In other words, if you want to be able to add mass to your black hole by having it gobble up surrounding matter, you'll want it bigger than several tens of millions of metric tons.
Interestingly, the limit for net mass gain for the Eddington limit is very similar to that of the Bondi_Hoyle limit. In order to get a black hole that gains mass, you're pretty much going to need at least a mass somewhere in the 30 to 50 million metric ton range.
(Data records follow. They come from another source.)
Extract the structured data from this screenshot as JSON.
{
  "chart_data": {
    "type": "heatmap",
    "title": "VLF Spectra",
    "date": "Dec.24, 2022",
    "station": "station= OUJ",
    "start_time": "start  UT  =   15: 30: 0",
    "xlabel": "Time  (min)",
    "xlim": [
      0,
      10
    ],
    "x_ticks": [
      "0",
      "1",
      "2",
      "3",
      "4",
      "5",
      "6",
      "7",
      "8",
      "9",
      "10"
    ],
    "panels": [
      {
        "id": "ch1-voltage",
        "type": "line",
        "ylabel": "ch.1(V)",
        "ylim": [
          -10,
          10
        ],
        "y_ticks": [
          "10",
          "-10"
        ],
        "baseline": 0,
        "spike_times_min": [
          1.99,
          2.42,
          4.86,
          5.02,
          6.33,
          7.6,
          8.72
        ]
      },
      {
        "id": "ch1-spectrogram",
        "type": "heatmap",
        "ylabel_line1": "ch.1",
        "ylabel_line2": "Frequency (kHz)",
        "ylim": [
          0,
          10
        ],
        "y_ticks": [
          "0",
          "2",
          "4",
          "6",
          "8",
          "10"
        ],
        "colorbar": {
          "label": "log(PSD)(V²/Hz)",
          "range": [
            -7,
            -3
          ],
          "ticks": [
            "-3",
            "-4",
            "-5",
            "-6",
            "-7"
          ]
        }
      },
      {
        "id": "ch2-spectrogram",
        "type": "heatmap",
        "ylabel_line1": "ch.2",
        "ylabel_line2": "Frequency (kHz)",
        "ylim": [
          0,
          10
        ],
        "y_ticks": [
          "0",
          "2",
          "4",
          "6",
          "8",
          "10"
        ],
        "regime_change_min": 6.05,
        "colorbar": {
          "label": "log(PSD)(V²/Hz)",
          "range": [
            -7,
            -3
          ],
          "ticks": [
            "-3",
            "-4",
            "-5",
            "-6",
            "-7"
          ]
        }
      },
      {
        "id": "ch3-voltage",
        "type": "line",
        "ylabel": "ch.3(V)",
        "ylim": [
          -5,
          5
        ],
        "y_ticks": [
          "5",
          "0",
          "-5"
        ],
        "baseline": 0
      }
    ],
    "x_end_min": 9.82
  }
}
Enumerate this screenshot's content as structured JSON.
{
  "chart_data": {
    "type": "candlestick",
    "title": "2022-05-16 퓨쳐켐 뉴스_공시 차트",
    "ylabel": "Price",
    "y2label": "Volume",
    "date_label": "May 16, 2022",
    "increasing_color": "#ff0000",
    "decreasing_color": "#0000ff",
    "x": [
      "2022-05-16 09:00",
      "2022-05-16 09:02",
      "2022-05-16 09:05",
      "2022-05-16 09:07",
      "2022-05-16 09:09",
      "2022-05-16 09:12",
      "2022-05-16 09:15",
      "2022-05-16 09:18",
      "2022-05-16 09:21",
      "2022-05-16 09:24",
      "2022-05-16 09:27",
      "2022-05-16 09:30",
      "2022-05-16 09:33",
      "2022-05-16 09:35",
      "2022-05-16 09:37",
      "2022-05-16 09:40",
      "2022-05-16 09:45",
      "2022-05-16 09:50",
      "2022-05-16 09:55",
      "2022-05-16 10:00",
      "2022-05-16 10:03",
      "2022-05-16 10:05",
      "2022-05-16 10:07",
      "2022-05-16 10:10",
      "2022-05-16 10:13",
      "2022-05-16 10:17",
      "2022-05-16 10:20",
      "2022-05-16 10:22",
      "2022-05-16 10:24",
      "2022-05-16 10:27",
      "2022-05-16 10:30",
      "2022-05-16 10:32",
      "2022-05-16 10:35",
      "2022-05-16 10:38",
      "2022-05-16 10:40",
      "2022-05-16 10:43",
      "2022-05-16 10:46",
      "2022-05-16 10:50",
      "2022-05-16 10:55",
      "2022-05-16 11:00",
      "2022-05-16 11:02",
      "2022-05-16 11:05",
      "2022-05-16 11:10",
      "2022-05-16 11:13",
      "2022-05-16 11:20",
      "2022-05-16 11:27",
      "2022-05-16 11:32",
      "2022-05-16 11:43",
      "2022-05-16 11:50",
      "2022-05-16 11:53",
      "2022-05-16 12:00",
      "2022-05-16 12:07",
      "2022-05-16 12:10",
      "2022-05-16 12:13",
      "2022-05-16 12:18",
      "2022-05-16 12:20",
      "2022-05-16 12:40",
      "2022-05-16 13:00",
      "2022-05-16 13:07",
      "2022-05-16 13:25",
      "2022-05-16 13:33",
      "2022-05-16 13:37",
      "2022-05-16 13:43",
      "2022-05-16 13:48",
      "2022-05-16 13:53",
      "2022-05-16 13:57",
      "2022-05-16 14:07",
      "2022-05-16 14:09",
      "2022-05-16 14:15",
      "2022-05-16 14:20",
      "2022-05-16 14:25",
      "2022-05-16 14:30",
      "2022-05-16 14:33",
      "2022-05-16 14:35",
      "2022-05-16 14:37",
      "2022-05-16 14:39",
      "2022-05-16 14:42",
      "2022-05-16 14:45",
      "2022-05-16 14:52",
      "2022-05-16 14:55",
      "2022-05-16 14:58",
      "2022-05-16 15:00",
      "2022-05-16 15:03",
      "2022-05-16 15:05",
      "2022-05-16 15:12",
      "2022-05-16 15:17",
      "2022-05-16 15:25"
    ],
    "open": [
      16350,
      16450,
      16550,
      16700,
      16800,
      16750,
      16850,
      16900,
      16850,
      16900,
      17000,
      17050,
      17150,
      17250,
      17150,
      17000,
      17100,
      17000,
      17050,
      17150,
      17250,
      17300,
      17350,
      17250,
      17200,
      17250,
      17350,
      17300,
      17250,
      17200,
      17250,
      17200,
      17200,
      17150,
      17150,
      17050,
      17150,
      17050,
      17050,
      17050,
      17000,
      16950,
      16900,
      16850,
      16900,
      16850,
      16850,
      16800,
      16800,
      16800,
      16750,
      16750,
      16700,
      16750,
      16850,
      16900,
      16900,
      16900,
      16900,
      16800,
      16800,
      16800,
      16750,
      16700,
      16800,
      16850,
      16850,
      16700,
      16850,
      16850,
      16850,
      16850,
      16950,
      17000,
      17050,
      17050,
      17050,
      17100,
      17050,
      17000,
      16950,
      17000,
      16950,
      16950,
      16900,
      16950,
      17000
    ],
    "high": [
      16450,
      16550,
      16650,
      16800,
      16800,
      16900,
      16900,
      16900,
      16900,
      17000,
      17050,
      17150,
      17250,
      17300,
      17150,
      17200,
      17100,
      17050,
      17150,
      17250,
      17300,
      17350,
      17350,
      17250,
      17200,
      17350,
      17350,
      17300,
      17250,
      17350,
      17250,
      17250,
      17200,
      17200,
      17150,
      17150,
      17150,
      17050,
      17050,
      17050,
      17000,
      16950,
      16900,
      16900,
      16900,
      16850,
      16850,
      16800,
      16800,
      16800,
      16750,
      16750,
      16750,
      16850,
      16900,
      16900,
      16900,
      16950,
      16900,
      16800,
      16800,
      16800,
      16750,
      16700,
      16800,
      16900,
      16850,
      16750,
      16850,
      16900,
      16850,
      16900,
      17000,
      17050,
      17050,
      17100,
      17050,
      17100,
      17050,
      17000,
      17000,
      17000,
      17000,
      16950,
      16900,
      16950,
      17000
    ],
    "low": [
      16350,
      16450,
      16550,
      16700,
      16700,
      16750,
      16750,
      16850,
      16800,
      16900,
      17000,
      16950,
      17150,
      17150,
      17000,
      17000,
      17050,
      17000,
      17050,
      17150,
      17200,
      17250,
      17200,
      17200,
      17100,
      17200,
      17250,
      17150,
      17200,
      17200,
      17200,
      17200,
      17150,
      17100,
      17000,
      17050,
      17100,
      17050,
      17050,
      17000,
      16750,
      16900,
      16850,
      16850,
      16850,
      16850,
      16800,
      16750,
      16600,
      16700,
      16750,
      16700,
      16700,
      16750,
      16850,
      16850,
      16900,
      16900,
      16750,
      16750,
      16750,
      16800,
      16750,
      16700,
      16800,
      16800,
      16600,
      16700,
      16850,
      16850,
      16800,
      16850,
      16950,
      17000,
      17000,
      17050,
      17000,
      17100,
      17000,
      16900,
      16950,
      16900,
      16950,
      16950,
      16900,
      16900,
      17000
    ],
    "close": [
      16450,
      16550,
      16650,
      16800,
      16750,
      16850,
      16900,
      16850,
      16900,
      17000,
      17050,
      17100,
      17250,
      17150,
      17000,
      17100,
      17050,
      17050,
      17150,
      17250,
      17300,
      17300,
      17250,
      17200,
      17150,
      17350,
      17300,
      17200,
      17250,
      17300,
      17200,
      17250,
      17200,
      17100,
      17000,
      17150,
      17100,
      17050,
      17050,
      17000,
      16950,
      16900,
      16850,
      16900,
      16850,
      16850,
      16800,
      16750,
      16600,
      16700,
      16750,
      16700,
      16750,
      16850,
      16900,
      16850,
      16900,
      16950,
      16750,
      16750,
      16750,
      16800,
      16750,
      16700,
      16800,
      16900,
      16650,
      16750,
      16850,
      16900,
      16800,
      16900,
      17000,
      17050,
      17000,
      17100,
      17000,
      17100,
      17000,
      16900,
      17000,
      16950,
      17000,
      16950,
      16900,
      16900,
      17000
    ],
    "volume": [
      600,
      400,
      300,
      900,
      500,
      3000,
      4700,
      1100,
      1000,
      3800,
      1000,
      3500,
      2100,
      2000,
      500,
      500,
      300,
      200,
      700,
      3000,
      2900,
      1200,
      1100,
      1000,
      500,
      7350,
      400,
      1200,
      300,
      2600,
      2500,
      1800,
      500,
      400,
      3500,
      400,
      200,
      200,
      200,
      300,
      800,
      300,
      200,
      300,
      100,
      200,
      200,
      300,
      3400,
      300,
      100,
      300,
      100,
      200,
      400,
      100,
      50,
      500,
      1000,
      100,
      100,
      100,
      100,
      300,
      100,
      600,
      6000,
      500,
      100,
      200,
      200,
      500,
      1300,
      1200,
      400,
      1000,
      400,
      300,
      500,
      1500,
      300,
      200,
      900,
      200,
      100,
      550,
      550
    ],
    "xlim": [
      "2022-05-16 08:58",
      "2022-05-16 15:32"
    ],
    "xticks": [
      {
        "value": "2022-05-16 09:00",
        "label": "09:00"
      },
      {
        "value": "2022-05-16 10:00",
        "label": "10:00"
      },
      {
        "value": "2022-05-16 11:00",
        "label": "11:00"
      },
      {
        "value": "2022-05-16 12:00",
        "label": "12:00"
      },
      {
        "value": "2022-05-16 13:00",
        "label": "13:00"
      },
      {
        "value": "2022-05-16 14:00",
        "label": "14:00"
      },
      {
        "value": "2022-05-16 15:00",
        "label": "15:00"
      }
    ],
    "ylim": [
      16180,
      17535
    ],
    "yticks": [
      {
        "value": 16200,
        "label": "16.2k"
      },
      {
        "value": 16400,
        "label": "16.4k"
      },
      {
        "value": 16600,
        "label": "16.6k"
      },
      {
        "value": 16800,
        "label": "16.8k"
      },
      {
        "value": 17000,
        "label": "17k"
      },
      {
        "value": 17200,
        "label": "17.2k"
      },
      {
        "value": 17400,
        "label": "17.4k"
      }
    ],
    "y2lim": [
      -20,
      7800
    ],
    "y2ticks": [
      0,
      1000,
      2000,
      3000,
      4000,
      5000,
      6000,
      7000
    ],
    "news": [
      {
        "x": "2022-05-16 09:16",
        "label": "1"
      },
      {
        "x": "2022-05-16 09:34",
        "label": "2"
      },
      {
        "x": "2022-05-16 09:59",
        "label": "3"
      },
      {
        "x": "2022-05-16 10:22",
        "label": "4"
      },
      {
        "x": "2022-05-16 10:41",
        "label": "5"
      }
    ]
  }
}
Reaction rates at sub-atomic sizes
We now know the rate at which matter can fall on to a black hole, getting past both the radiation coming from the hole and its inner accretion disk and for getting past the choked flow of the material getting in its own way. But what about when it reaches the hole? Obviously, if the hole is bigger than the size of an atom any atoms it touches will immediately get sucked in. But a lot of holes of engineering interest are much smaller than this. A black hole with a mass of 50 million tons would have a Schwarzschild radius of about 10 times smaller than that of a proton. If a hydrogen atom fell into the hole, it would end up sitting there with the black hole inside of the proton. How quickly could the hole slurp up that proton and its companion electron?
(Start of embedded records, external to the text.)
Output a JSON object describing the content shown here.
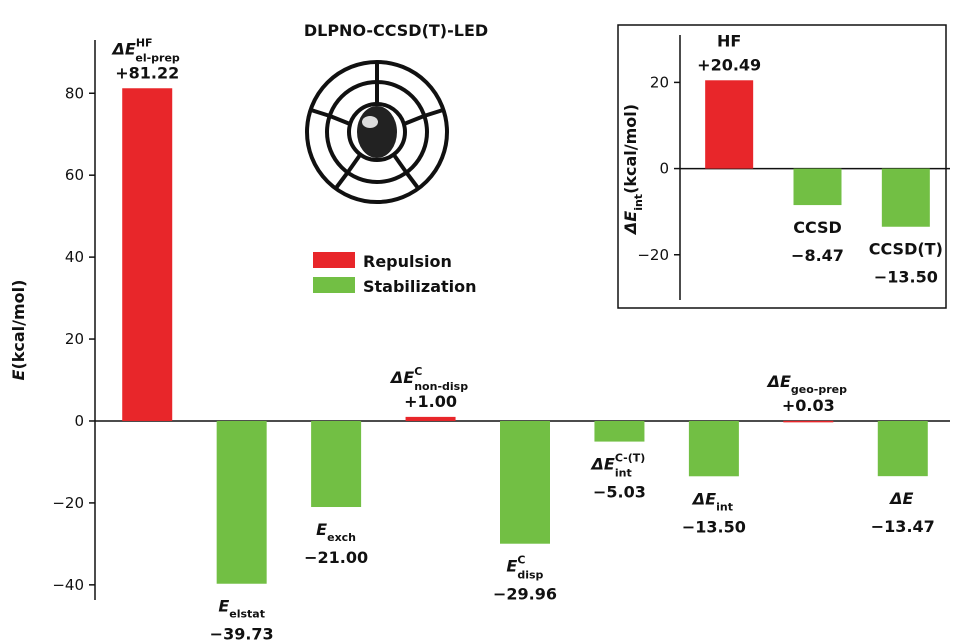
{
  "chart_data": [
    {
      "type": "bar",
      "title": "DLPNO-CCSD(T)-LED",
      "ylabel": {
        "symbol": "E",
        "unit": "(kcal/mol)"
      },
      "categories": [
        {
          "base": "ΔE",
          "sup": "HF",
          "sub": "el-prep"
        },
        {
          "base": "E",
          "sub": "elstat"
        },
        {
          "base": "E",
          "sub": "exch"
        },
        {
          "base": "ΔE",
          "sup": "C",
          "sub": "non-disp"
        },
        {
          "base": "E",
          "sup": "C",
          "sub": "disp"
        },
        {
          "base": "ΔE",
          "sup": "C-(T)",
          "sub": "int"
        },
        {
          "base": "ΔE",
          "sub": "int"
        },
        {
          "base": "ΔE",
          "sub": "geo-prep"
        },
        {
          "base": "ΔE"
        }
      ],
      "values": [
        81.22,
        -39.73,
        -21.0,
        1.0,
        -29.96,
        -5.03,
        -13.5,
        0.03,
        -13.47
      ],
      "value_labels": [
        "+81.22",
        "−39.73",
        "−21.00",
        "+1.00",
        "−29.96",
        "−5.03",
        "−13.50",
        "+0.03",
        "−13.47"
      ],
      "bar_colors": [
        "#e8262a",
        "#72bf44",
        "#72bf44",
        "#e8262a",
        "#72bf44",
        "#72bf44",
        "#72bf44",
        "#e8262a",
        "#72bf44"
      ],
      "legend": [
        {
          "name": "Repulsion",
          "color": "#e8262a"
        },
        {
          "name": "Stabilization",
          "color": "#72bf44"
        }
      ],
      "ylim": [
        -43.7,
        93
      ],
      "yticks": [
        {
          "value": -40,
          "label": "−40"
        },
        {
          "value": -20,
          "label": "−20"
        },
        0,
        20,
        40,
        60,
        80
      ]
    },
    {
      "type": "bar",
      "ylabel": {
        "symbol": "ΔE",
        "sub": "int",
        "unit": "(kcal/mol)"
      },
      "categories": [
        "HF",
        "CCSD",
        "CCSD(T)"
      ],
      "values": [
        20.49,
        -8.47,
        -13.5
      ],
      "value_labels": [
        "+20.49",
        "−8.47",
        "−13.50"
      ],
      "bar_colors": [
        "#e8262a",
        "#72bf44",
        "#72bf44"
      ],
      "ylim": [
        -30.5,
        31
      ],
      "yticks": [
        {
          "value": -20,
          "label": "−20"
        },
        0,
        20
      ]
    }
  ]
}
It is easy enough to get an estimate of how fast a proton or neutron will get eaten once a black hole is inside of it. Both protons and neutrons have a radius of about 8.4 × 10-16 meters. Both are made up of three quarks. This gives a quark density of about 1.21 × 1045 per cubic meter inside of the proton or neutron. Because the binding energy of the quarks is much larger than the mass-energies of the quarks, we can assume that they are highly relativistic and are moving at about light speed. Multiply the density by the speed to get the flux (particles passing through per area per time) and multiply by the surface area of the hole to get the absorption rate of the quarks. Once one quark is eaten, color confinement ensures that the rest of the quarks cannot leave and the particle is stuck to the black hole until the rest of it is eaten, which time we can guestimate by the time needed to eat three quarks. For our 50 million ton black hole, this shakes out to about 1 × 10-22 seconds to eat a proton or neutron. If we multiply by the mass of a proton or neutron, we find that the 50 megaton black hole can eat protons and neutrons at a rate of about 1.4 × 10-5 kg/s if it has a constant supply of protons and neutrons ready to immediately fall into the hole once the previous one was eaten.